Prisoner dies in shower, but no evidence of foul play. Huh?
(4-9-18) Who is telling the truth about the alleged scalding death of a Florida inmate with schizophrenia – a state prosecutor or two investigative reporters?
On June 23, 2012, Darren Rainey, who was serving time for cocaine possession, was placed in a prison shower at the Dade Correctional Institution. According to news reports, the water was turned up to 180 degrees — hot enough to steep tea or cook ramen noodles. He was allegedly being punished by four correctional officers who kept him in the shower two full hours. Rainey was heard screaming, “Please take me out! I can’t take it anymore!” and kicking the shower door.

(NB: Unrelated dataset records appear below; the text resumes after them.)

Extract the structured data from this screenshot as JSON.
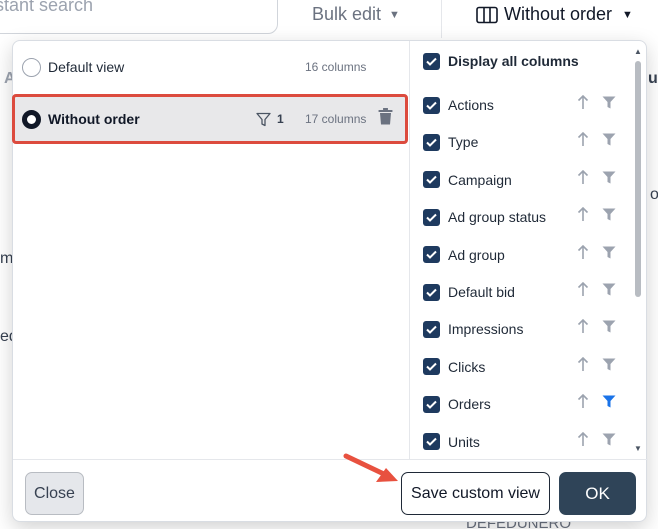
{
  "background": {
    "search_placeholder": "nstant search",
    "bulk_edit_label": "Bulk edit",
    "view_selector_label": "Without order",
    "left_fragments": [
      "A",
      "ms",
      "ed"
    ],
    "right_fragments": [
      "u",
      "o"
    ],
    "bottom_fragment": "DEFEDUNERO"
  },
  "views": [
    {
      "name": "Default view",
      "columns": "16 columns",
      "selected": false
    },
    {
      "name": "Without order",
      "columns": "17 columns",
      "filter_count": "1",
      "selected": true
    }
  ],
  "columns_panel": {
    "display_all_label": "Display all columns",
    "items": [
      {
        "label": "Actions",
        "filter_active": false
      },
      {
        "label": "Type",
        "filter_active": false
      },
      {
        "label": "Campaign",
        "filter_active": false
      },
      {
        "label": "Ad group status",
        "filter_active": false
      },
      {
        "label": "Ad group",
        "filter_active": false
      },
      {
        "label": "Default bid",
        "filter_active": false
      },
      {
        "label": "Impressions",
        "filter_active": false
      },
      {
        "label": "Clicks",
        "filter_active": false
      },
      {
        "label": "Orders",
        "filter_active": true
      },
      {
        "label": "Units",
        "filter_active": false
      }
    ]
  },
  "footer": {
    "close_label": "Close",
    "save_label": "Save custom view",
    "ok_label": "OK"
  },
  "colors": {
    "checkbox": "#1e3a5f",
    "active_filter": "#1a73e8",
    "highlight_box": "#dc4b3e",
    "ok_button": "#2f4458"
  }
}
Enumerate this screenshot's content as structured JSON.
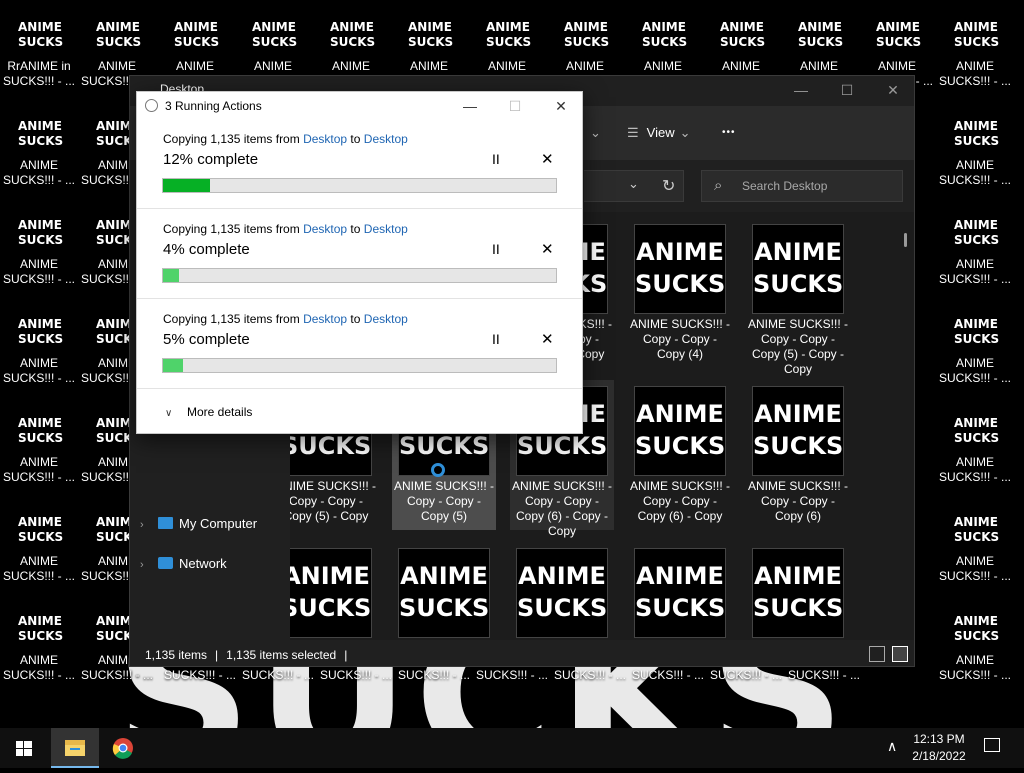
{
  "desktop": {
    "background_text": "SUCKS",
    "icon_thumb_text": "ANIME SUCKS",
    "row_labels": [
      "ANIME\nSUCKS!!! - ...",
      "ANIME\nSUCKS!!! - ...",
      "ANIME\nSUCKS!!! - ...",
      "ANIME\nSUCKS!!! - ...",
      "ANIME\nSUCKS!!! - ...",
      "ANIME\nSUCKS!!! - ...",
      "ANIME\nSUCKS!!! - ..."
    ],
    "first_label": "RrANIME in\nSUCKS!!! - ...",
    "bottom_row_label": "SUCKS!!! - ..."
  },
  "explorer": {
    "title": "Desktop",
    "view_label": "View",
    "more_label": "•••",
    "search_placeholder": "Search Desktop",
    "nav": [
      {
        "label": "My Computer",
        "icon": "monitor-icon"
      },
      {
        "label": "Network",
        "icon": "network-icon"
      }
    ],
    "tiles_row1": [
      {
        "caption": "ANIME SUCKS!!! -\nCopy - Copy -\nCopy (4) - Copy"
      },
      {
        "caption": "ANIME SUCKS!!! -\nCopy - Copy -\nCopy (4)"
      },
      {
        "caption": "ANIME SUCKS!!! -\nCopy - Copy -\nCopy (5) - Copy -\nCopy"
      }
    ],
    "tiles_row2": [
      {
        "caption": "ANIME SUCKS!!! -\nCopy - Copy -\nCopy (5) - Copy"
      },
      {
        "caption": "ANIME SUCKS!!! -\nCopy - Copy -\nCopy (5)"
      },
      {
        "caption": "ANIME SUCKS!!! -\nCopy - Copy -\nCopy (6) - Copy -\nCopy"
      },
      {
        "caption": "ANIME SUCKS!!! -\nCopy - Copy -\nCopy (6) - Copy"
      },
      {
        "caption": "ANIME SUCKS!!! -\nCopy - Copy -\nCopy (6)"
      }
    ],
    "tile_image_text": "ANIME\nSUCKS",
    "status": {
      "items": "1,135 items",
      "selected": "1,135 items selected"
    }
  },
  "dialog": {
    "title": "3 Running Actions",
    "operations": [
      {
        "prefix": "Copying 1,135 items from ",
        "from": "Desktop",
        "mid": " to ",
        "to": "Desktop",
        "percent_text": "12% complete",
        "progress": 0.12,
        "color": "#06b025"
      },
      {
        "prefix": "Copying 1,135 items from ",
        "from": "Desktop",
        "mid": " to ",
        "to": "Desktop",
        "percent_text": "4% complete",
        "progress": 0.04,
        "color": "#4fd36a"
      },
      {
        "prefix": "Copying 1,135 items from ",
        "from": "Desktop",
        "mid": " to ",
        "to": "Desktop",
        "percent_text": "5% complete",
        "progress": 0.05,
        "color": "#4fd36a"
      }
    ],
    "more_details": "More details",
    "pause_glyph": "II",
    "cancel_glyph": "✕"
  },
  "taskbar": {
    "time": "12:13 PM",
    "date": "2/18/2022",
    "apps": [
      "windows-start-icon",
      "file-explorer-icon",
      "chrome-icon"
    ]
  },
  "colors": {
    "accent": "#2066b3",
    "progress_green": "#06b025"
  }
}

Inmates said prison guards laughed at Rainey and shouted, “Is it hot enough?”
Rainey died inside that shower. He was found crumpled on the floor. When his body was pulled out, nurses said burns covered 90 percent of his body. A nurse said his body temperature was too high to register with a thermometer. And his skin fell off at the touch.
That how the horrific event was first described by the Miami Herald‘s Julie K. Brown, who won a George Polk Award, one of journalism’s most prestigious prizes, for her investigative work. Her account was collaborated by Eyal Press in a lengthy piece published in The New Yorker. Florida Department of Corrections emails discussing how to describe the death were discovered later, according to The Miami New Times. And prison counselor Harriet Krzykowski gave the New Yorker other damning evidence that seemed to confirm that Rainey had been brutally murdered — and that she had been pressured to cover up evidence.
Late last month, Miami-Dade State Attorney Katherine Fernandez Rundle announced on a Friday afternoon that no charges would be filed because “the shower was itself neither dangerous nor unsafe…and the evidence does not show that Rainey’s well-being was grossly disregarded by the correctional staff.’’
News reports quoted Rundle saying, “Nobody can condone someone being thrown into a hot shower and killed. We read the same thing everyone else did, but it wasn’t until we really investigated that we learned that is not what happened.”